Die Perspektiven für die Schaustellerfamilien und deren Mitarbeiter seien düster, schreibt Bruch in dem offenen Brief an die Politiker. Er und seine Kollegen sähen gerade wie „die meisten Lebenswerke, die über Generationen aufgebaut wurden, jämmerlich und hilflos zugrunde gehen“.

Und weiter: „Wir leihen uns Geld bei Eltern und Freunden, uns werden Konten von Krankenkassen oder dem Finanzamt gesperrt, und ein großer Teil von uns ist hart verschuldet, weil die angekündigten Hilfen von November und Dezember 2020 immer noch nicht ausgezahlt worden sind.“

Die Schausteller hätten ihren Teil zum Wohlstand des Landes beigetragen. „Wir benötigen einen Plan. Ohne Aufschub. Wir möchten alle wieder öffnen, arbeiten!“ Volksfeste seien sicherer als öffentliche Plätze und Fußgängerzonen.

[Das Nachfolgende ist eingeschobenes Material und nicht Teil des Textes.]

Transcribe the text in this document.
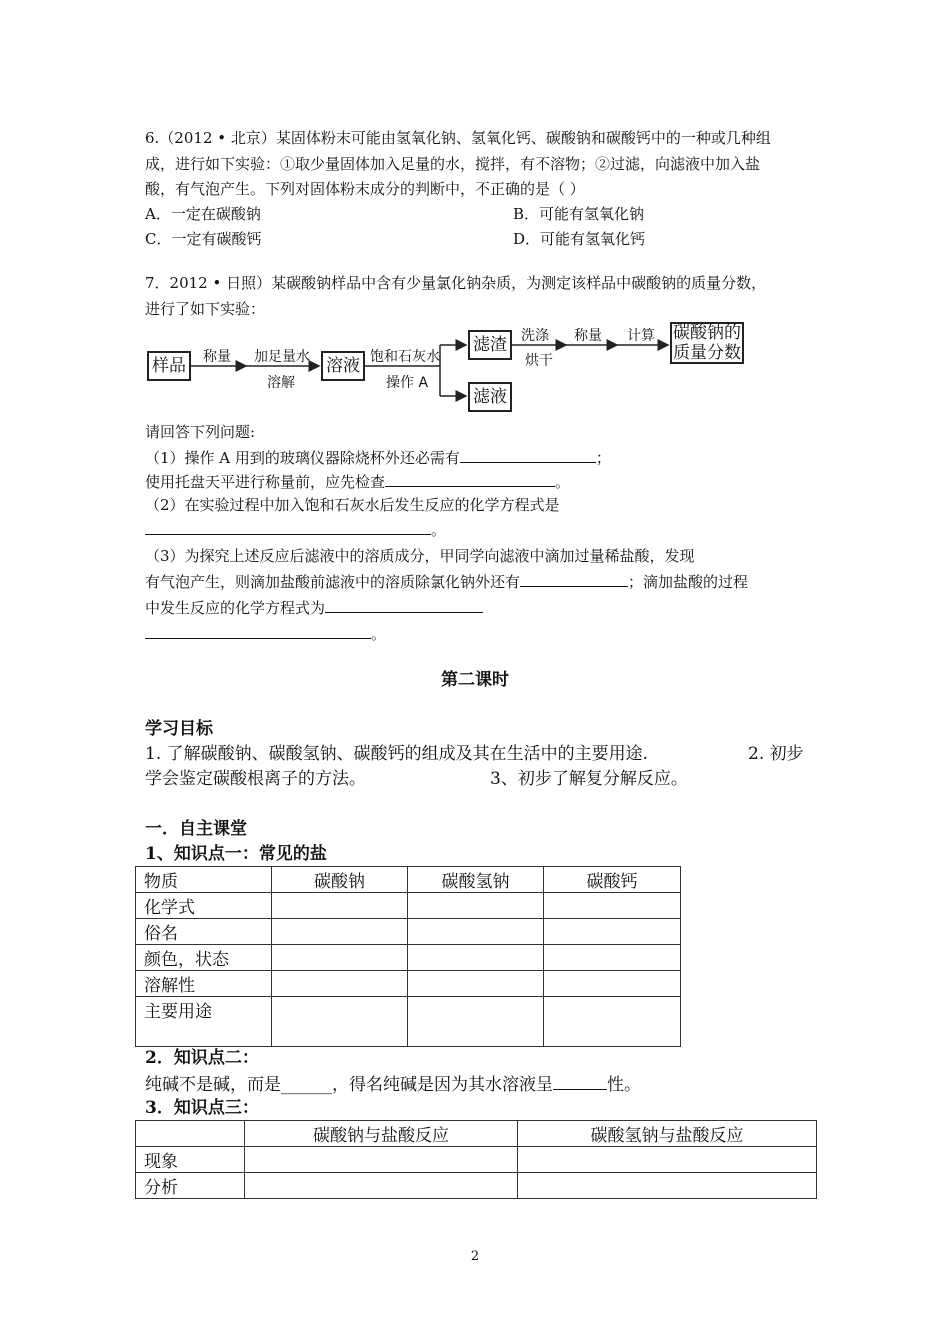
6.（2012 • 北京）某固体粉末可能由氢氧化钠、氢氧化钙、碳酸钠和碳酸钙中的一种或几种组
成，进行如下实验：①取少量固体加入足量的水，搅拌，有不溶物；②过滤，向滤液中加入盐
酸，有气泡产生。下列对固体粉末成分的判断中，不正确的是（ ）
A．一定在碳酸钠	B．可能有氢氧化钠
C．一定有碳酸钙	D．可能有氢氧化钙
7．2012 • 日照）某碳酸钠样品中含有少量氯化钠杂质，为测定该样品中碳酸钠的质量分数，
进行了如下实验：
样品	溶液
滤渣
滤液
碳酸钠的
质量分数
称量 加足量水
溶解
饱和石灰水
操作 A
洗涤
烘干
称量 计算
请回答下列问题:
（1）操作 A 用到的玻璃仪器除烧杯外还必需有	；
使用托盘天平进行称量前，应先检查	。
（2）在实验过程中加入饱和石灰水后发生反应的化学方程式是
。
（3）为探究上述反应后滤液中的溶质成分，甲同学向滤液中滴加过量稀盐酸，发现
有气泡产生，则滴加盐酸前滤液中的溶质除氯化钠外还有	；滴加盐酸的过程
中发生反应的化学方程式为
。
第二课时
学习目标
1. 了解碳酸钠、碳酸氢钠、碳酸钙的组成及其在生活中的主要用途.	2. 初步
学会鉴定碳酸根离子的方法。	3、初步了解复分解反应。
一．自主课堂
1、知识点一：常见的盐
物质	碳酸钠	碳酸氢钠	碳酸钙
化学式			
俗名			
颜色，状态			
溶解性			
主要用途			
2．知识点二：
纯碱不是碱，而是______，得名纯碱是因为其水溶液呈	性。
3．知识点三：
	碳酸钠与盐酸反应	碳酸氢钠与盐酸反应
现象		
分析		
2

Allerdings scheinen die Aussichten zumindest für die Frühjahrsfeste auch in diesem Jahr nicht so gut zu sein. Viele Ostermärkte sind bereits abgesagt. Einige Feste, die im Mai oder Juni stattfinden sollten, wurden zunächst einmal verschoben. Auch der Termin der beliebten Kölner Lichter, das Feuerwerksspektakel auf dem Rhein, das in normalen Zeiten Zigtausende in die Domstadt lockt, ist von 10. Juli auf unbestimmte Zeit verschoben.

In der Region ist zum zweiten Mal in Folge der Beda-Markt in Bitburg von der coronabedingten Absage betroffen. Es ist zu vermuten, dass weitere Feste und Veranstaltungen im Laufe des Jahres folgen werden.